徐茂公出使突厥的第三日,秦琼便从幽州传来了密报:罗寿派了十余名亲信,乔装成商人,带着密信前往北疆,中途需经过并州;同时,长安城内果然有罗艺旧部活动,暗中联络了几名对罗成新政不满的官员,准备在中秋佳节宫宴时动手。
罗成拿着密报,与裴清寒在沙盘前商议对策。“罗寿倒是打得一手好算盘,想同时在北疆、幽州、长安三地发难。”裴清寒指尖划过沙盘上的并州地界,“并州是连接幽州与北疆的要道,我们可在那里设伏,截下密信,摸清他们起兵的具体时日,同时顺藤摸瓜,揪出长安城内的内应。”
罗成点头认同,随即下令:“让罗春率两千轻骑,乔装成山贼,埋伏在并州郊外的黑松林,截获罗寿的亲信与密信;另外,让程咬金加强长安城内的戒备,尤其是那些对新政不满的官员,暗中监视,若有异动,立刻拿下。”
部署完毕后,两人漫步在皇宫的御花园里。此时己是初秋,银杏叶渐渐泛黄,落在青石小径上,铺成了一条金色的路。裴清寒捡起一片银杏叶,放在掌心细细端详,轻声道:“罗寿与始毕可汗,看似是盟友,实则各怀鬼胎,罗寿想借突厥之力复仇,始毕可汗想借罗寿与蛮兵打开中原的大门,我们或许可以从这一点入手,离间他们。”
罗成握住她的手,眼中闪过赞许:“清寒所言极是。徐先生在突厥那边,想必也在寻找机会。我们截下密信后,可仿造一封罗寿与我们联络的假信,送到始毕可汗手中,让他对罗寿产生疑心,这样他们的联盟,自然会不攻自破。”
几日后,并州传来捷报:罗春成功截获罗寿的亲信与密信,不仅拿到了他们约定“中秋起兵、南北夹击”的证据,还生擒了那几名送信的亲信。罗成与裴清寒立刻让人仿造假信,将“罗寿愿献幽州,只求陛下封其为燕王”的内容写在上面,再盖上伪造的罗寿印章,派人快马送往突厥,交给徐茂公。
此时的突厥王帐内,始毕可汗正与徐茂公闲谈,神色傲慢,言语间满是对中原的觊觎。就在这时,侍卫呈上了那封假信,始毕可汗拆开一看,脸色瞬间沉了下来,猛地将信摔在地上,怒喝道:“罗寿这个小人!竟敢暗中勾结罗成,背叛本可汗!”

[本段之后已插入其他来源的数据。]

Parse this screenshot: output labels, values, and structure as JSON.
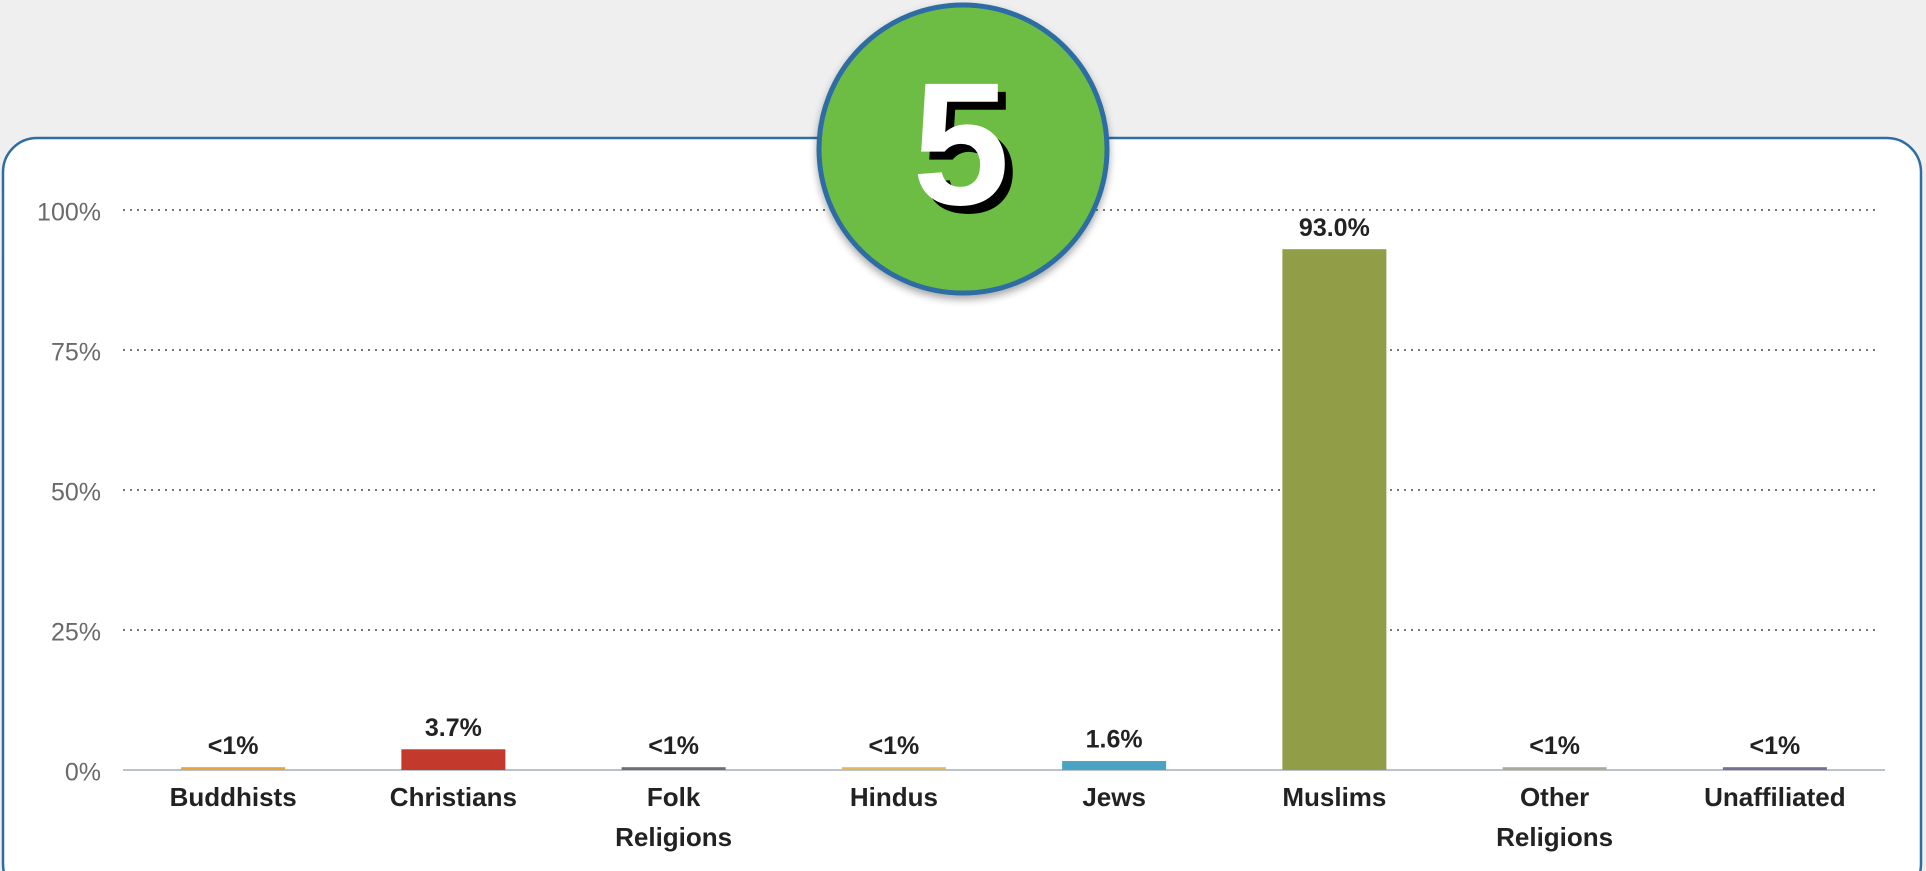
{
  "badge": "5",
  "chart_data": {
    "type": "bar",
    "categories": [
      "Buddhists",
      "Christians",
      "Folk Religions",
      "Hindus",
      "Jews",
      "Muslims",
      "Other Religions",
      "Unaffiliated"
    ],
    "values": [
      0.5,
      3.7,
      0.5,
      0.5,
      1.6,
      93.0,
      0.5,
      0.5
    ],
    "value_labels": [
      "<1%",
      "3.7%",
      "<1%",
      "<1%",
      "1.6%",
      "93.0%",
      "<1%",
      "<1%"
    ],
    "colors": [
      "#e8a33d",
      "#c33a2c",
      "#6d6e70",
      "#e2b95a",
      "#4ba3c3",
      "#929d48",
      "#b0a89a",
      "#7d6b94"
    ],
    "ylim": [
      0,
      100
    ],
    "yticks": [
      {
        "value": 0,
        "label": "0%"
      },
      {
        "value": 25,
        "label": "25%"
      },
      {
        "value": 50,
        "label": "50%"
      },
      {
        "value": 75,
        "label": "75%"
      },
      {
        "value": 100,
        "label": "100%"
      }
    ],
    "grid": true
  }
}
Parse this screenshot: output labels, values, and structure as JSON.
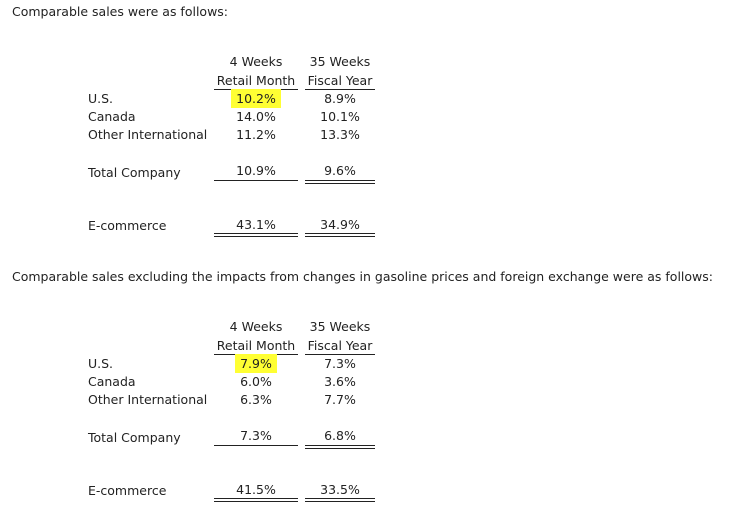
{
  "section1": {
    "intro": "Comparable sales were as follows:",
    "col1_line1": "4 Weeks",
    "col1_line2": "Retail Month",
    "col2_line1": "35 Weeks",
    "col2_line2": "Fiscal Year",
    "rows": [
      {
        "label": "U.S.",
        "month": "10.2%",
        "year": "8.9%"
      },
      {
        "label": "Canada",
        "month": "14.0%",
        "year": "10.1%"
      },
      {
        "label": "Other International",
        "month": "11.2%",
        "year": "13.3%"
      },
      {
        "label": "Total Company",
        "month": "10.9%",
        "year": "9.6%"
      },
      {
        "label": "E-commerce",
        "month": "43.1%",
        "year": "34.9%"
      }
    ]
  },
  "section2": {
    "intro": "Comparable sales excluding the impacts from changes in gasoline prices and foreign exchange were as follows:",
    "col1_line1": "4 Weeks",
    "col1_line2": "Retail Month",
    "col2_line1": "35 Weeks",
    "col2_line2": "Fiscal Year",
    "rows": [
      {
        "label": "U.S.",
        "month": "7.9%",
        "year": "7.3%"
      },
      {
        "label": "Canada",
        "month": "6.0%",
        "year": "3.6%"
      },
      {
        "label": "Other International",
        "month": "6.3%",
        "year": "7.7%"
      },
      {
        "label": "Total Company",
        "month": "7.3%",
        "year": "6.8%"
      },
      {
        "label": "E-commerce",
        "month": "41.5%",
        "year": "33.5%"
      }
    ]
  },
  "colors": {
    "highlight": "#ffff33",
    "text": "#222222"
  }
}
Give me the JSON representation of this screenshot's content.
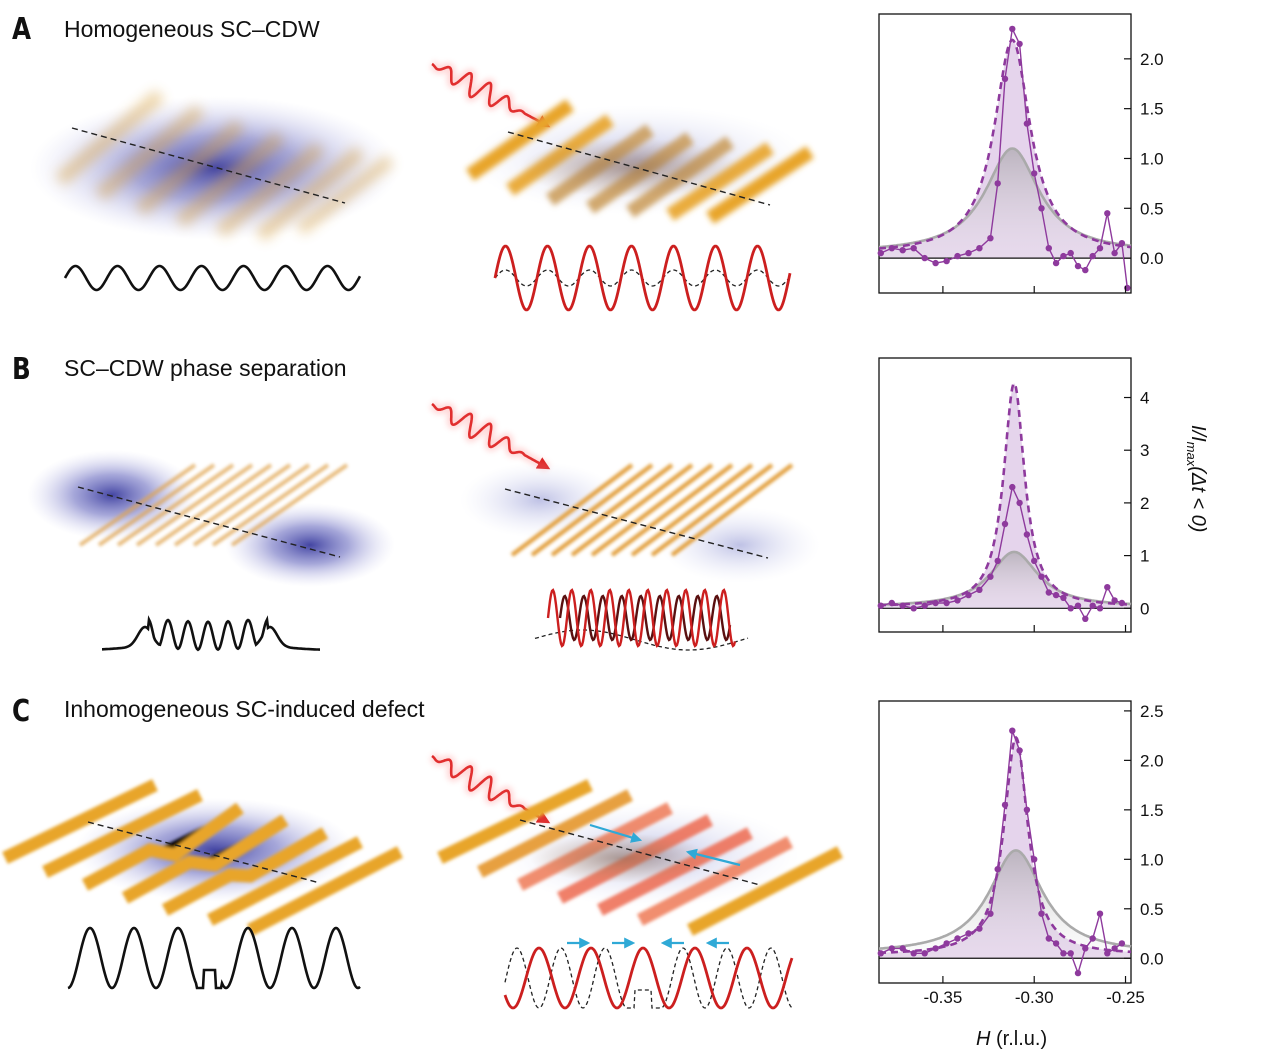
{
  "panels": [
    {
      "letter": "A",
      "title": "Homogeneous SC–CDW"
    },
    {
      "letter": "B",
      "title": "SC–CDW phase separation"
    },
    {
      "letter": "C",
      "title": "Inhomogeneous SC-induced defect"
    }
  ],
  "colors": {
    "scatter": "#8e3a9d",
    "fill": "#dcc6e6",
    "gray_fit": "#aaaaaa",
    "cdw": "#e8a52a",
    "sc": "#3c3ca0",
    "pump": "#d81e1e",
    "arrow": "#2fa9d6"
  },
  "axes": {
    "ylabel_italic": "I/I",
    "ylabel_sub": "max",
    "ylabel_rest": "(Δt < 0)",
    "xlabel_italic": "H",
    "xlabel_rest": "(r.l.u.)"
  },
  "chart_data": [
    {
      "type": "line",
      "panel": "A",
      "xlim": [
        -0.385,
        -0.247
      ],
      "ylim": [
        -0.35,
        2.45
      ],
      "yticks": [
        0.0,
        0.5,
        1.0,
        1.5,
        2.0
      ],
      "ytick_labels": [
        "0.0",
        "0.5",
        "1.0",
        "1.5",
        "2.0"
      ],
      "xticks": [
        -0.35,
        -0.3,
        -0.25
      ],
      "xtick_labels": [],
      "center": -0.312,
      "series": [
        {
          "name": "data",
          "style": "points",
          "x": [
            -0.384,
            -0.378,
            -0.372,
            -0.366,
            -0.36,
            -0.354,
            -0.348,
            -0.342,
            -0.336,
            -0.33,
            -0.324,
            -0.32,
            -0.316,
            -0.312,
            -0.308,
            -0.304,
            -0.3,
            -0.296,
            -0.292,
            -0.288,
            -0.284,
            -0.28,
            -0.276,
            -0.272,
            -0.268,
            -0.264,
            -0.26,
            -0.256,
            -0.252,
            -0.249
          ],
          "y": [
            0.05,
            0.1,
            0.08,
            0.1,
            0.0,
            -0.05,
            -0.03,
            0.02,
            0.05,
            0.1,
            0.2,
            0.75,
            1.8,
            2.3,
            2.15,
            1.35,
            0.85,
            0.5,
            0.1,
            -0.05,
            0.02,
            0.05,
            -0.08,
            -0.12,
            0.02,
            0.1,
            0.45,
            0.05,
            0.15,
            -0.3
          ]
        },
        {
          "name": "dashed fit",
          "style": "dashed",
          "amplitude": 2.15,
          "width": 0.012,
          "offset": 0.04
        },
        {
          "name": "gray fit",
          "style": "gray",
          "amplitude": 1.05,
          "width": 0.018,
          "offset": 0.05
        }
      ]
    },
    {
      "type": "line",
      "panel": "B",
      "xlim": [
        -0.385,
        -0.247
      ],
      "ylim": [
        -0.45,
        4.75
      ],
      "yticks": [
        0,
        1,
        2,
        3,
        4
      ],
      "ytick_labels": [
        "0",
        "1",
        "2",
        "3",
        "4"
      ],
      "xticks": [
        -0.35,
        -0.3,
        -0.25
      ],
      "xtick_labels": [],
      "center": -0.311,
      "series": [
        {
          "name": "data",
          "style": "points",
          "x": [
            -0.384,
            -0.378,
            -0.372,
            -0.366,
            -0.36,
            -0.354,
            -0.348,
            -0.342,
            -0.336,
            -0.33,
            -0.324,
            -0.32,
            -0.316,
            -0.312,
            -0.308,
            -0.304,
            -0.3,
            -0.296,
            -0.292,
            -0.288,
            -0.284,
            -0.28,
            -0.276,
            -0.272,
            -0.268,
            -0.264,
            -0.26,
            -0.256,
            -0.252
          ],
          "y": [
            0.05,
            0.1,
            0.05,
            0.0,
            0.05,
            0.1,
            0.1,
            0.15,
            0.25,
            0.35,
            0.6,
            0.9,
            1.6,
            2.3,
            2.0,
            1.4,
            0.9,
            0.6,
            0.3,
            0.25,
            0.2,
            0.0,
            0.05,
            -0.2,
            0.05,
            0.0,
            0.4,
            0.15,
            0.1
          ]
        },
        {
          "name": "dashed fit",
          "style": "dashed",
          "amplitude": 4.25,
          "width": 0.007,
          "offset": 0.02
        },
        {
          "name": "gray fit",
          "style": "gray",
          "amplitude": 1.05,
          "width": 0.016,
          "offset": 0.02
        }
      ]
    },
    {
      "type": "line",
      "panel": "C",
      "xlim": [
        -0.385,
        -0.247
      ],
      "ylim": [
        -0.25,
        2.6
      ],
      "yticks": [
        0.0,
        0.5,
        1.0,
        1.5,
        2.0,
        2.5
      ],
      "ytick_labels": [
        "0.0",
        "0.5",
        "1.0",
        "1.5",
        "2.0",
        "2.5"
      ],
      "xticks": [
        -0.35,
        -0.3,
        -0.25
      ],
      "xtick_labels": [
        "-0.35",
        "-0.30",
        "-0.25"
      ],
      "center": -0.31,
      "series": [
        {
          "name": "data",
          "style": "points",
          "x": [
            -0.384,
            -0.378,
            -0.372,
            -0.366,
            -0.36,
            -0.354,
            -0.348,
            -0.342,
            -0.336,
            -0.33,
            -0.324,
            -0.32,
            -0.316,
            -0.312,
            -0.308,
            -0.304,
            -0.3,
            -0.296,
            -0.292,
            -0.288,
            -0.284,
            -0.28,
            -0.276,
            -0.272,
            -0.268,
            -0.264,
            -0.26,
            -0.256,
            -0.252
          ],
          "y": [
            0.05,
            0.1,
            0.1,
            0.05,
            0.05,
            0.1,
            0.15,
            0.2,
            0.25,
            0.3,
            0.45,
            0.9,
            1.55,
            2.3,
            2.1,
            1.5,
            1.0,
            0.45,
            0.2,
            0.15,
            0.05,
            0.05,
            -0.15,
            0.1,
            0.2,
            0.45,
            0.05,
            0.1,
            0.15
          ]
        },
        {
          "name": "dashed fit",
          "style": "dashed",
          "amplitude": 2.2,
          "width": 0.008,
          "offset": 0.03
        },
        {
          "name": "gray fit",
          "style": "gray",
          "amplitude": 1.05,
          "width": 0.018,
          "offset": 0.04
        }
      ]
    }
  ]
}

徐茂公故作惊讶,弯腰捡起假信,假意端详片刻,叹道:“可汗息怒。罗寿本就是为了复仇才与可汗合作,如今见陛下势大,想临阵倒戈,也不足为奇。只是他若真的献了幽州,北疆铁骑便难以南下,可汗的大计,恐怕会受影响。”始毕可汗眼中闪过一丝戾气:“哼!本可汗岂能容他背叛?传令下去,暂停南下的计划,派人去幽州质问罗寿,若他无法自证清白,便先除了他!”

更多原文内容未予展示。